9In the absence of DF’s letters to which this is a reply, the matter to which BF refers here must remain somewhat conjectural. It would seem that the Reverend Francis Alison, D.D. (above, IV, 470 n), owned land abutting the Franklins, probably at the southern or Chestnut St. end of their property; that Alison had leased this property to Charles Thomson (whom BF has several times mentioned as a neighbor); and that Alison had refused DF permission to run a drain from the Franklin land through his. The political hostility between BF and Alison would explain some of BF’s asperity here.

1The deed to the Syddon lot, Sept. 26, 1765, had certainly been recorded; see above, XII, 283–6. At the time the deed was signed Syddon gave his receipt for the whole £900 purchase price, but as DF told BF, Nov. 3, 1765, £400 of that payment was in the form of a bond on which John Hughes had been co-signer with DF; above, XII, 352. Whether she had paid off that obligation during the following year does not certainly appear from surviving records.
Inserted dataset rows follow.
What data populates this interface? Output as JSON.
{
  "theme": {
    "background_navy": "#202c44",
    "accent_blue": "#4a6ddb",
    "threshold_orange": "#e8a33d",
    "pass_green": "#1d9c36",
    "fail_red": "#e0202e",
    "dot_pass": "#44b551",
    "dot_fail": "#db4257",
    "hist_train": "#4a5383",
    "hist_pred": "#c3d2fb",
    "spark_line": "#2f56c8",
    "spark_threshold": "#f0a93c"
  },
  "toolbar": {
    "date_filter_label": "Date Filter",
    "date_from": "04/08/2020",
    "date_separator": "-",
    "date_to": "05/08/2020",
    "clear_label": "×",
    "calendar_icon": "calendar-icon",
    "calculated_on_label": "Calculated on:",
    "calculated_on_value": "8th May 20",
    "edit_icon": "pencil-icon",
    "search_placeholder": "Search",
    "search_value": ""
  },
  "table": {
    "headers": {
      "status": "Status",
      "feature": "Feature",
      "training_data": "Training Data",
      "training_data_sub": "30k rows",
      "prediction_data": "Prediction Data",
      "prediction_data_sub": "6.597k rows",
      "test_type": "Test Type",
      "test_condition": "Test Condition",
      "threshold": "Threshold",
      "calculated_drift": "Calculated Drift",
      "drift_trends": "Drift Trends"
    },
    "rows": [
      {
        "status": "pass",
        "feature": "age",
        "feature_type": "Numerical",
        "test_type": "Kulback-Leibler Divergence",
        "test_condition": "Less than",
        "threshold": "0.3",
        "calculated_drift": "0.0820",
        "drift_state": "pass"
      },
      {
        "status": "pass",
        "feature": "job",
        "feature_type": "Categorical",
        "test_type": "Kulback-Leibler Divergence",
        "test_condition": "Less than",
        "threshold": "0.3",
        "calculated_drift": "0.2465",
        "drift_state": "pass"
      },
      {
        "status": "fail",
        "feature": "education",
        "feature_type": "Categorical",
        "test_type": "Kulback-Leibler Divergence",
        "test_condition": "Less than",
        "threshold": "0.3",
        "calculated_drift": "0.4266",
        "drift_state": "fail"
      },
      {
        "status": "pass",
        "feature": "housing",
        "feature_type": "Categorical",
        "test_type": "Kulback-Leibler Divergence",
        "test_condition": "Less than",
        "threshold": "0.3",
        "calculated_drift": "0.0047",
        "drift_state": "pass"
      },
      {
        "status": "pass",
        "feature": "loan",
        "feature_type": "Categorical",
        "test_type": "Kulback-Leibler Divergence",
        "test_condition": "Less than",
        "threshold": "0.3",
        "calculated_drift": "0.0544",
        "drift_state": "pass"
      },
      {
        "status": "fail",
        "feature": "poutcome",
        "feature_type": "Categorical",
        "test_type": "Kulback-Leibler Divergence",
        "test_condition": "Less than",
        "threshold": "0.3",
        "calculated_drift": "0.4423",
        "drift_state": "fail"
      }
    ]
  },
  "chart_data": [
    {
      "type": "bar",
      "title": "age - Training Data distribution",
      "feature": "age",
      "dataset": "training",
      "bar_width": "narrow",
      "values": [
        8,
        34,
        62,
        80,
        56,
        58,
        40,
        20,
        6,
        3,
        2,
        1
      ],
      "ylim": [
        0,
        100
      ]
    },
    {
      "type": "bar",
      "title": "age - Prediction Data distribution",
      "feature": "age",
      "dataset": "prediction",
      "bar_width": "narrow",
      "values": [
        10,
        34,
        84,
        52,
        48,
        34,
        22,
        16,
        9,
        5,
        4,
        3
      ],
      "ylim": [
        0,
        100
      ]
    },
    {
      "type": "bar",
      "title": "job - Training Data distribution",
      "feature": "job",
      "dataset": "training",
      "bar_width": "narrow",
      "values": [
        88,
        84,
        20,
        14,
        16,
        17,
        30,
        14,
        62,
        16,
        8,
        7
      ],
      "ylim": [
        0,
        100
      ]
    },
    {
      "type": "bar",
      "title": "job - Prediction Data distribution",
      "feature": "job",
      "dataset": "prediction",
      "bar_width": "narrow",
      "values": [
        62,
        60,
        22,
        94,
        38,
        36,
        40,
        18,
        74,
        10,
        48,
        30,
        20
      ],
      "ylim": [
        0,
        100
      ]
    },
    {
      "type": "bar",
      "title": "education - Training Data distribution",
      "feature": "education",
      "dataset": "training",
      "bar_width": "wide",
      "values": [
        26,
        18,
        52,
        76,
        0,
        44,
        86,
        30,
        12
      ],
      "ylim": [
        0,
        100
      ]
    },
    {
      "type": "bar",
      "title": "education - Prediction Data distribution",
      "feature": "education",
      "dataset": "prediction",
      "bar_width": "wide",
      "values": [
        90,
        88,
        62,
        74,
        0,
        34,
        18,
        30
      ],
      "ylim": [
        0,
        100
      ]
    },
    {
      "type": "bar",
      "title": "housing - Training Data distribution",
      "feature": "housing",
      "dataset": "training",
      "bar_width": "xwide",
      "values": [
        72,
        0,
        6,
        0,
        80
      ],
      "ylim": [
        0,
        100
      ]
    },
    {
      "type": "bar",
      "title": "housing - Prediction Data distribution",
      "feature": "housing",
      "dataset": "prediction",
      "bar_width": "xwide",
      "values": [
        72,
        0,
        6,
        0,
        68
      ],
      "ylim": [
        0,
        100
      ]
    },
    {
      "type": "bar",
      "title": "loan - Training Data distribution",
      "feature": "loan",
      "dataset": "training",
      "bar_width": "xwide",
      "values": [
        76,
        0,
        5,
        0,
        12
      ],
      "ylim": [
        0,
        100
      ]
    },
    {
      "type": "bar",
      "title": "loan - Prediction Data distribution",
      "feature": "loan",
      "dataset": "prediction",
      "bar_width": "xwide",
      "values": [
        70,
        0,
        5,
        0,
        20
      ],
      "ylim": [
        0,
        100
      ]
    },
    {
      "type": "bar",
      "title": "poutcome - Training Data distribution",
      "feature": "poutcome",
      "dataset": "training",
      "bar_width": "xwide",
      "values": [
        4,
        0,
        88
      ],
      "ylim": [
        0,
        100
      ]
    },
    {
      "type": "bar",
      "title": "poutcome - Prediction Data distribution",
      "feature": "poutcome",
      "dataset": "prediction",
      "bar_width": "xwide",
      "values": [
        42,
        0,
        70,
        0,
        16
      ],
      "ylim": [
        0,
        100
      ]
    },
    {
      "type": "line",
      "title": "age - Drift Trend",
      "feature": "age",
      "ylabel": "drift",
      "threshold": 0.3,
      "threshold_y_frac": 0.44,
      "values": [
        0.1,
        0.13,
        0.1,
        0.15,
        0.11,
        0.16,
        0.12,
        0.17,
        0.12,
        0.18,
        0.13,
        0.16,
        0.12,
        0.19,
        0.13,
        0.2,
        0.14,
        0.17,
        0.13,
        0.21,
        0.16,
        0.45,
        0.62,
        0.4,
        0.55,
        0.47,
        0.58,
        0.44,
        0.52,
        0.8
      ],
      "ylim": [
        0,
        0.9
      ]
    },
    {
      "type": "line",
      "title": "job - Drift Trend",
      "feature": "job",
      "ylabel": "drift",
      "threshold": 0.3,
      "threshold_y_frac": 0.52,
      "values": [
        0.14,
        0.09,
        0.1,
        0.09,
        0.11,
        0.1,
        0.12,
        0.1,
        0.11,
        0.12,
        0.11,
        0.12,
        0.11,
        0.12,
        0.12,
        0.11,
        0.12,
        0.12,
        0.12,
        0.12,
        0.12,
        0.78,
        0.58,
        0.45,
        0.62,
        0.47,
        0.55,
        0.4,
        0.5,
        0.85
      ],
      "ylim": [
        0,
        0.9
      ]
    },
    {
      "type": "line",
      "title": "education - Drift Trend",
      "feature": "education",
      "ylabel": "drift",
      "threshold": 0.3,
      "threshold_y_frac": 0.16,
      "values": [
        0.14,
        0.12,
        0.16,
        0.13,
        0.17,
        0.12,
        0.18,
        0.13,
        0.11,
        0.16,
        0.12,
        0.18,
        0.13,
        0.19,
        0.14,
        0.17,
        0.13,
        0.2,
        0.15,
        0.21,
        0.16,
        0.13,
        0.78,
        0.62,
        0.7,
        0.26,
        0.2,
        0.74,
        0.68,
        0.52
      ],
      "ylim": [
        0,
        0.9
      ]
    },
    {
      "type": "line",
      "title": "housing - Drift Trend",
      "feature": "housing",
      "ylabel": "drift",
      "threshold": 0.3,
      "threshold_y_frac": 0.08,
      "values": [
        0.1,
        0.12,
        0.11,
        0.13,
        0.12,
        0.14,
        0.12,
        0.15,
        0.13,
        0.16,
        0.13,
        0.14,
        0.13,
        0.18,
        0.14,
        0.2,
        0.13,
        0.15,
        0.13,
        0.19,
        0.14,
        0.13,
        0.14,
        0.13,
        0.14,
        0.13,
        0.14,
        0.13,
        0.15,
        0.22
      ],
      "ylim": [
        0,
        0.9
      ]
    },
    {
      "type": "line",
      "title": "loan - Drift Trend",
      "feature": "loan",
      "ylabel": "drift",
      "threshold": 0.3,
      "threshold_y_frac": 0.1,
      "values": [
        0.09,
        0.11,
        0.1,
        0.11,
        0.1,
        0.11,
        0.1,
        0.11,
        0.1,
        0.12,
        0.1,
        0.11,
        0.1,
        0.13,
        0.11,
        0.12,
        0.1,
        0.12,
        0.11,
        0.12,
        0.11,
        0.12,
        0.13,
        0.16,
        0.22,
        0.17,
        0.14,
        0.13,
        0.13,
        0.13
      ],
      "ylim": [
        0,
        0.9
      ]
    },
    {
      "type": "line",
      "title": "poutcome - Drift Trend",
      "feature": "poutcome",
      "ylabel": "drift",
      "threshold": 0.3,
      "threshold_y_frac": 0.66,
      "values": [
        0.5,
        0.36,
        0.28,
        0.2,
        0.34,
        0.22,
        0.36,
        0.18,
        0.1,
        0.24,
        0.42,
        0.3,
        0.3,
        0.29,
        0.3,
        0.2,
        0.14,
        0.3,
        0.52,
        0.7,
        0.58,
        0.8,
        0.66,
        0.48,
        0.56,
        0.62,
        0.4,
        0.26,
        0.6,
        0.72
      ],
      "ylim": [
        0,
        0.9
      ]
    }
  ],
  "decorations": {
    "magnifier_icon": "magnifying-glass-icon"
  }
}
She would presumably have answered this and the other questions BF asked below in some of her letters of February or March 1767, but no letters from her written in those months have been found.

2Presumably during Peter Franklin’s tenure of the Philadelphia postmastership, 1764–66, he would be expected to pay over to DF his net receipts. She might use the money for household and personal expenses, but BF would be required to account for it to the postmasters general in England as part of his receipts. While some of the Philadelphia office’s records during Peter’s incumbency survive (above, XI, 398–402), these are not his actual financial accounts and would be of little help in establishing the net monetary liability of his estate to the Post Office authorities.

3Unfortunately a hole in the ms here has caused the loss of words in this and the next two lines. Here the first letter appears to be “M” or “N” and the last letter to be “t.” Between is enough space for six or eight letters. One may surmise that BF wrote “March next” or “May next,” probably the latter.

4Building of the wall on the west side of the property had been delayed by a dispute among other parties as to the title.

5For the survey preliminary to the issuance of insurance, see above, pp. 379–80.

6The lady has not been identified, though she was possibly the person who had made the “silly Complaint” of July 3, above, p. 329. The house probably stood on one of the Philadelphia lots BF owned (see map, above, ii, facing p. 456), but it is impossible to say which one.